该线程的结论反映了我自己： 当目标arrays小于最大（L3）缓存时， _mm_store_ps比_mm_stream_ps快。 当目标数组较大时， _mm_stream_ps更快 。我不完全确定为什么__mm_store_ps在第一种情况下更快，因为我从不在缓存中使用这些值，但我明白为什么_mm_stream_ps在后一种情况下胜出。它适用于这种情况：将字节写入内存，您不需要立即（或永远）。

以下是目标数组比L3缓存大256倍（在我的情况下，1.5GB），使用gcc 4.8编译的结果：

gcc-4.8 stream.c -o stream -std=c11 -O3 -g3 -ftree-vectorize -march=native -minline-all-stringops && ./stream

 bench L3-MASS, array 1610612736 bytes (402653184 floats, 0 remainder, 0x104803040 pointer) warm up round... 6% ( 20.81148 ms) : MEMSET CHEAT 8% ( 28.49419 ms) : MEMSET PATTER 100% ( 371.40385 ms) : NAIVE NORMAL 54% ( 202.01147 ms) : NAIVE UNROLL 31% ( 113.53433 ms) : STREAM NORMAL 30% ( 111.41691 ms) : STREAM UNROLL 51% ( 190.70412 ms) : STORE NORMAL 51% ( 189.15338 ms) : STORE UNROLL 51% ( 189.36182 ms) : STORE PREFET

那么我们从中学到了什么呢？ memset_pattern4的速度令人难以置信。我包括了沼泽标准的memset ，尽管它只使用1字节模式进行比较。本质上， memset作弊，但memset_pattern4没有，而且它仍然很快。

我已经尝试查看程序集，我认为它是OS X字符串库中memset_pattern4的源代码：

Apple的libc， memset_pattern4 ： http ： //www.opensource.apple.com/source/Libc/Libc-825.25/string/memset_pattern.c？ memset_pattern4
这引用了所谓的bcopy函数。

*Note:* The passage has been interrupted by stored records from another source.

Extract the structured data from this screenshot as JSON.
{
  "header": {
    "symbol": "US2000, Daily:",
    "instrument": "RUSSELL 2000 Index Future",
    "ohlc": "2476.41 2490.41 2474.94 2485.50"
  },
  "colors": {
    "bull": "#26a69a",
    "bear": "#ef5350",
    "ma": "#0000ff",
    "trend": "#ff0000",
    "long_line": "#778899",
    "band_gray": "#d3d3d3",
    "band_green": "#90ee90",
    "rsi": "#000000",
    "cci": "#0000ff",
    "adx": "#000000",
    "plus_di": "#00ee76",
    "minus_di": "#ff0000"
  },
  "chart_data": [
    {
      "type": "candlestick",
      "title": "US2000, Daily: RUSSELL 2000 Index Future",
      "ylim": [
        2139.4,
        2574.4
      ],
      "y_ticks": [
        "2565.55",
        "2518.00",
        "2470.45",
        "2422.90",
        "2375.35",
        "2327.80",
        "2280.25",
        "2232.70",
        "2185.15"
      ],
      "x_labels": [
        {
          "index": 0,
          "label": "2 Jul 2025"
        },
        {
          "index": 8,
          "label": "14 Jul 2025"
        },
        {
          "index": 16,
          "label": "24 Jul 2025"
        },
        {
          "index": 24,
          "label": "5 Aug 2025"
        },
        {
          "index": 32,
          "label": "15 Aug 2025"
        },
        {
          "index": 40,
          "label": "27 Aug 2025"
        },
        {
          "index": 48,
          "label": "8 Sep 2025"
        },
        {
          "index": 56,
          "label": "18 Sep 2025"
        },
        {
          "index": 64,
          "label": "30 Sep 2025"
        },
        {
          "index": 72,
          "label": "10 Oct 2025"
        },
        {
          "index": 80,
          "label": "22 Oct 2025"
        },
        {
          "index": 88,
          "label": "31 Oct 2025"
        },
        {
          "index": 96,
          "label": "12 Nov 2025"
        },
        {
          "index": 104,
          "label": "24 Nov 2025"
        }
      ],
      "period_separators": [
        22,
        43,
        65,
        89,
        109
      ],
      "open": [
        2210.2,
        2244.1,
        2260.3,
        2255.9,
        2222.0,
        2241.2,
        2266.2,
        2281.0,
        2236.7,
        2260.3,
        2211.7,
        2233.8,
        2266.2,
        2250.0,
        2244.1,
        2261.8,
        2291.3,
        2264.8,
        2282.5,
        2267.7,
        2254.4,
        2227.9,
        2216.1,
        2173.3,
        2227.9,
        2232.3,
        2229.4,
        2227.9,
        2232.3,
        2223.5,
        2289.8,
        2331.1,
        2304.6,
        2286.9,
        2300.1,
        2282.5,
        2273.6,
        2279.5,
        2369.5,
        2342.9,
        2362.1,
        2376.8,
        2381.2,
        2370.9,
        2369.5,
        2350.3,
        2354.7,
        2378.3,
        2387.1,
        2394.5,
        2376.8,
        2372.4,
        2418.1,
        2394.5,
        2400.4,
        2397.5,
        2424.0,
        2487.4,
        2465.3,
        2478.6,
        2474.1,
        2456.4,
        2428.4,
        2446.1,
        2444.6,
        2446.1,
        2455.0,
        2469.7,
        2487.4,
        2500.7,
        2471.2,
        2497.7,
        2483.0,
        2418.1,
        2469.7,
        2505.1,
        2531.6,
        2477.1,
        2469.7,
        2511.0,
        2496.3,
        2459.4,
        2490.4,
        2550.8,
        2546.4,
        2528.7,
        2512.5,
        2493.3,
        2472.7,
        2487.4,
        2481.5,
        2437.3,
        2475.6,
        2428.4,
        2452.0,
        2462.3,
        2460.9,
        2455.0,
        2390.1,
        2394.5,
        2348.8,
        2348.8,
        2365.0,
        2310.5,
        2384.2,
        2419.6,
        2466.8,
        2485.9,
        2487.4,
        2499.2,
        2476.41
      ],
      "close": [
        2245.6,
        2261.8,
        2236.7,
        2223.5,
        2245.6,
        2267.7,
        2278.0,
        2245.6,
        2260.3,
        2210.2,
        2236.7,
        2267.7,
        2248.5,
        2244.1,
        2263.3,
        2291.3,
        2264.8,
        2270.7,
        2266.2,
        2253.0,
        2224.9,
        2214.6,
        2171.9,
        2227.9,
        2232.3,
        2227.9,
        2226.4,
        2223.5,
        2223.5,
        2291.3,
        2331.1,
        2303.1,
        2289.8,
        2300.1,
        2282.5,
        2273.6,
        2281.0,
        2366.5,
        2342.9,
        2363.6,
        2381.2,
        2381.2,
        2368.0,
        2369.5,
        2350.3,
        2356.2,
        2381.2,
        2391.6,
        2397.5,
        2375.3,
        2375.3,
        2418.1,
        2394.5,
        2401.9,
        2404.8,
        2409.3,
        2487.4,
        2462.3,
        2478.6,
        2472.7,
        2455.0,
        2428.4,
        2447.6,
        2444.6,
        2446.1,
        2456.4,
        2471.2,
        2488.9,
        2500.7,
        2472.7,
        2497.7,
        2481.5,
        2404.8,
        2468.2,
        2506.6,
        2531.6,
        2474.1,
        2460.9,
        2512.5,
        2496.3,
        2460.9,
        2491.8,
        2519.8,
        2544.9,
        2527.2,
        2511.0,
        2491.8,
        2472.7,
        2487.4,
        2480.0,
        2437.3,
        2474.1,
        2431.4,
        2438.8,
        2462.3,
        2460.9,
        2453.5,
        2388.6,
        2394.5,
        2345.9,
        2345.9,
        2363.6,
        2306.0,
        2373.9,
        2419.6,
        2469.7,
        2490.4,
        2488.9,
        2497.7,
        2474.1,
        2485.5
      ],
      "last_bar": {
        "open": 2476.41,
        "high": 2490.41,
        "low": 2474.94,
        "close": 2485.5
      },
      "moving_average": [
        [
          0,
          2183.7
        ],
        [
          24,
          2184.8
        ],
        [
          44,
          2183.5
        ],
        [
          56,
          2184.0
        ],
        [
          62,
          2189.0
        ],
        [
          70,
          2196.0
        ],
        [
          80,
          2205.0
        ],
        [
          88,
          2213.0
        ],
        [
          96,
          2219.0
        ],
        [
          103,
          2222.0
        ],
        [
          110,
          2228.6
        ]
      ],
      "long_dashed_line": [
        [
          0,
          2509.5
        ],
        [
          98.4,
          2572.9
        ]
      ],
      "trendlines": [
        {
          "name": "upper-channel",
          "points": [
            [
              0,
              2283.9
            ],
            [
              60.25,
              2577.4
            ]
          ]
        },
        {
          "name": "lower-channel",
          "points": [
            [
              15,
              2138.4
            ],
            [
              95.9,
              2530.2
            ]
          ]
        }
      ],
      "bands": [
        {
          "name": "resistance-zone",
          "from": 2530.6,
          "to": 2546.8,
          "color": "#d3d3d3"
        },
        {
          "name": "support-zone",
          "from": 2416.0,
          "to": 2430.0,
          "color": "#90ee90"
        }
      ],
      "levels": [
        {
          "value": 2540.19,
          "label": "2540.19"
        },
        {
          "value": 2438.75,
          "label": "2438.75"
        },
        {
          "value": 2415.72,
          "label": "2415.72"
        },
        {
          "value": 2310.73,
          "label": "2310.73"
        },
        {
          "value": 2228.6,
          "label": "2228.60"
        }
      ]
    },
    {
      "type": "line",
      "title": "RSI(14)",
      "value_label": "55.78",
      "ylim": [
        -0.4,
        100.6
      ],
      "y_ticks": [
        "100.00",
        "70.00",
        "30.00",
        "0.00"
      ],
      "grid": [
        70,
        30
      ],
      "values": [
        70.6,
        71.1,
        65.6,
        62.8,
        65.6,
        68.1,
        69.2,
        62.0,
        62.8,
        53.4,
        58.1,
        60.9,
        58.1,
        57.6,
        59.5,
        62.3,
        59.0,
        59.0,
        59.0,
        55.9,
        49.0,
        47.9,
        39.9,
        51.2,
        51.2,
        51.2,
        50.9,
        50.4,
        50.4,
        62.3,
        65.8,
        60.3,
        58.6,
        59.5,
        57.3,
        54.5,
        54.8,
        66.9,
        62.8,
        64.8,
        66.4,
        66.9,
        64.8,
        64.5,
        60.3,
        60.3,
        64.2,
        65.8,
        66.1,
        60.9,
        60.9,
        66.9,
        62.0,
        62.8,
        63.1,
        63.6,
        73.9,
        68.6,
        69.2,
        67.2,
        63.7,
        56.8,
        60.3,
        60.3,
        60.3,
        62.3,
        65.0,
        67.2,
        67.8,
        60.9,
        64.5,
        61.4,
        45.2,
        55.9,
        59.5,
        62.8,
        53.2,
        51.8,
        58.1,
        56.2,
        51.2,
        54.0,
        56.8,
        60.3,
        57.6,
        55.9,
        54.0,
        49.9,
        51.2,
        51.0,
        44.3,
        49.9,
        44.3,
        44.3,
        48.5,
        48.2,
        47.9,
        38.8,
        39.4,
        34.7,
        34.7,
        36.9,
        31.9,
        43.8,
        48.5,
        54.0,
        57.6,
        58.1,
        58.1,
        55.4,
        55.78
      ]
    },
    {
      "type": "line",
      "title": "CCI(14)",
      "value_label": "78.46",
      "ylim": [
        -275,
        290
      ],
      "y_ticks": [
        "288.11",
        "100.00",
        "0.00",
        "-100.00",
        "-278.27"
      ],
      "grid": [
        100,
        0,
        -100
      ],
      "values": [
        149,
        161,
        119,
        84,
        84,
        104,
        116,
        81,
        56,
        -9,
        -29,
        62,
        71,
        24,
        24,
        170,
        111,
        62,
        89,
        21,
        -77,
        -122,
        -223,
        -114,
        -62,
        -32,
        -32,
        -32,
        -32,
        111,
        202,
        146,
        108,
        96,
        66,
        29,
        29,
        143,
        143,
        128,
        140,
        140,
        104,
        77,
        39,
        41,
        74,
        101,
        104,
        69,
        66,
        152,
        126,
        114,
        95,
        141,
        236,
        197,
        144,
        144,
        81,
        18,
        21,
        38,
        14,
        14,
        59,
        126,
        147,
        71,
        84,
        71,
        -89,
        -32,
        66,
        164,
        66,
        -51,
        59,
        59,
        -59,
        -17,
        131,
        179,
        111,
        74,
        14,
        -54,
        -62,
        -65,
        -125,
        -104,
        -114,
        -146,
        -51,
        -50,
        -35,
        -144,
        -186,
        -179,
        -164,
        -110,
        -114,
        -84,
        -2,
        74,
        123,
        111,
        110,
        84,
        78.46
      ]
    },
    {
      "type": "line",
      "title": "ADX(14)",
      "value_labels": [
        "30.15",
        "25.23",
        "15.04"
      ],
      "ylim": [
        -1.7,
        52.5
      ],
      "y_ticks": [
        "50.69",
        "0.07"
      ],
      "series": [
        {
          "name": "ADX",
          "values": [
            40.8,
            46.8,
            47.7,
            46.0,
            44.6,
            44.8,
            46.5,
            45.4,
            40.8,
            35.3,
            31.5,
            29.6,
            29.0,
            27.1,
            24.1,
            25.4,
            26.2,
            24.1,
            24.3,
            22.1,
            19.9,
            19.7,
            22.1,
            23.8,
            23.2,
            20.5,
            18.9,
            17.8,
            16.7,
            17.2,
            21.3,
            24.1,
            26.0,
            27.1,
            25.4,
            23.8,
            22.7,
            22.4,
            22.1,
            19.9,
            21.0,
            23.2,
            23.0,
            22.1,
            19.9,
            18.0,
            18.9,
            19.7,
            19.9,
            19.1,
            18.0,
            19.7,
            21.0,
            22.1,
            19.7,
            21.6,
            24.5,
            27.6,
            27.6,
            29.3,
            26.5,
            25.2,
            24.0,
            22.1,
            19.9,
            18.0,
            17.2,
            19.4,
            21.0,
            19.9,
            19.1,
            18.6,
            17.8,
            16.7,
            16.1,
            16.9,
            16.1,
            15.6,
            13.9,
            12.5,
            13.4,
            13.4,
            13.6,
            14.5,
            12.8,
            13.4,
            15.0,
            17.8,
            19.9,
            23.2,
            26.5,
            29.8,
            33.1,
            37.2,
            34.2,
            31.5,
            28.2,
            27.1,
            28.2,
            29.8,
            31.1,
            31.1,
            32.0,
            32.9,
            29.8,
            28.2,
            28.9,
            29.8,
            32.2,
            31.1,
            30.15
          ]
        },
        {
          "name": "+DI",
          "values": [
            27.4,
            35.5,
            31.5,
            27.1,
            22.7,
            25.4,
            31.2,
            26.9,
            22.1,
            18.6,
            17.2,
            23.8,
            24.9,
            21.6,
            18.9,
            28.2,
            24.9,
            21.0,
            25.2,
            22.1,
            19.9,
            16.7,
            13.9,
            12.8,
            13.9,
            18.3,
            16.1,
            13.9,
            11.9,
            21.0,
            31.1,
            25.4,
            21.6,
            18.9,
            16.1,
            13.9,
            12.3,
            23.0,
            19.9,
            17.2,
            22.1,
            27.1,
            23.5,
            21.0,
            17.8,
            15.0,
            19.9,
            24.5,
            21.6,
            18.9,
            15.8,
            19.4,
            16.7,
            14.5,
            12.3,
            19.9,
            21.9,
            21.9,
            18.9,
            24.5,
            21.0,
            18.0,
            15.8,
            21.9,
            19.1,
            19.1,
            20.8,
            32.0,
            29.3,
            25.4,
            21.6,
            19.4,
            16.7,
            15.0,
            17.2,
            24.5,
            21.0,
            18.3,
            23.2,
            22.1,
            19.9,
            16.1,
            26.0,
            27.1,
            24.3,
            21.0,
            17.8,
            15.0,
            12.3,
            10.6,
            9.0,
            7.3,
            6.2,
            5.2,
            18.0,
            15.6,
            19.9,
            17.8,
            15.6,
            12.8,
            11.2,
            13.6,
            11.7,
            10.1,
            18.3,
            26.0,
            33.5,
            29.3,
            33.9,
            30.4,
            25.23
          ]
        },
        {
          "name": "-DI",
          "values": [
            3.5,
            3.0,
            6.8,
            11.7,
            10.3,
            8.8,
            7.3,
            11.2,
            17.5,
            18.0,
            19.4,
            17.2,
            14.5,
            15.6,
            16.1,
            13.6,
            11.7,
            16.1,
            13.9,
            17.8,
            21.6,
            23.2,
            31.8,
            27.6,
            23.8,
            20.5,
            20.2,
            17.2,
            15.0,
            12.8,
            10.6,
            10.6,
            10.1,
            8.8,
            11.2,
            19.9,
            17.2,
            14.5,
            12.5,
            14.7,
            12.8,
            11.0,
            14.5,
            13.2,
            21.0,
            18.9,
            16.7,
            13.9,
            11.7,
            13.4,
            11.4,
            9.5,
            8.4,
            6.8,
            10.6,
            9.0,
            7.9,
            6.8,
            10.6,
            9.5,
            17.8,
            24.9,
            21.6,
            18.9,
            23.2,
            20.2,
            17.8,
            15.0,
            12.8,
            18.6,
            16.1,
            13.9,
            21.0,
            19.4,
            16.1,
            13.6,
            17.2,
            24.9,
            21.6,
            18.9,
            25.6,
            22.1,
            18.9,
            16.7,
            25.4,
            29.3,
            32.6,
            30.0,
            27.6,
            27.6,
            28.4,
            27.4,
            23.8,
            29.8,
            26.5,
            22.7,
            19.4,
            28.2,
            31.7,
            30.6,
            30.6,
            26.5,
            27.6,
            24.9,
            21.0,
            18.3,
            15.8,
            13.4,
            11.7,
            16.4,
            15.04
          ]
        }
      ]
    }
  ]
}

让我们深入研究：字符串库： http ： //www.opensource.apple.com/source/Libc/Libc-763.13/x86_64/string/
在我的案例中，最有可能使用SSE 4.2版本： http ： //www.opensource.apple.com/source/Libc/Libc-763.13/x86_64/string/bcopy_sse42.s

我对asm的了解（到现在为止）足够远，我看到他们正在使用movdqa指令（在LAlignedLoop部分中），它基本上是整数（不是浮点数）的SSE移动指令，内在： _mm_store_si128 。这并不重要，比特和字节，对吧？

似乎还有一个memset_pattern4的纯asm实现，它似乎不同，因为它不调用bcopy ： http ： //www.opensource.apple.com/source/Libc/Libc-763.13/x86_64/string/memset.s （编辑：这是正确的，通过在gdb下运行validation）

…该死的，这个似乎使用非时间（ _mm_stream_ps存储为非常长的数组=> movntdq %xmm0,(%rdi,%rcx)... ，查看LVeryLong部分），这正是我所做的！那怎么能更快呢？也许这不是我正在寻找的memset_pattern4 。

那么， memset_pattern4在memset_pattern4做什么，为什么它比我最好的尝试快5倍？ 即使我一直在努力学习足够的x86程序集以便能够剖析函数，但我担心它现在有点超出我的联盟调试优化到死亡函数的性能问题。

注意：对于那些好奇的人来说，这个微基准测试还可以说明clang及其高级矢量化（ -fslp-vectorize ）的绝对-fslp-vectorize ，它几乎可以在几乎所有情况下使得朴素循环成为memset的最快版本。它似乎与_mm_store_ps和_mm_stream_ps的最佳组合一样好。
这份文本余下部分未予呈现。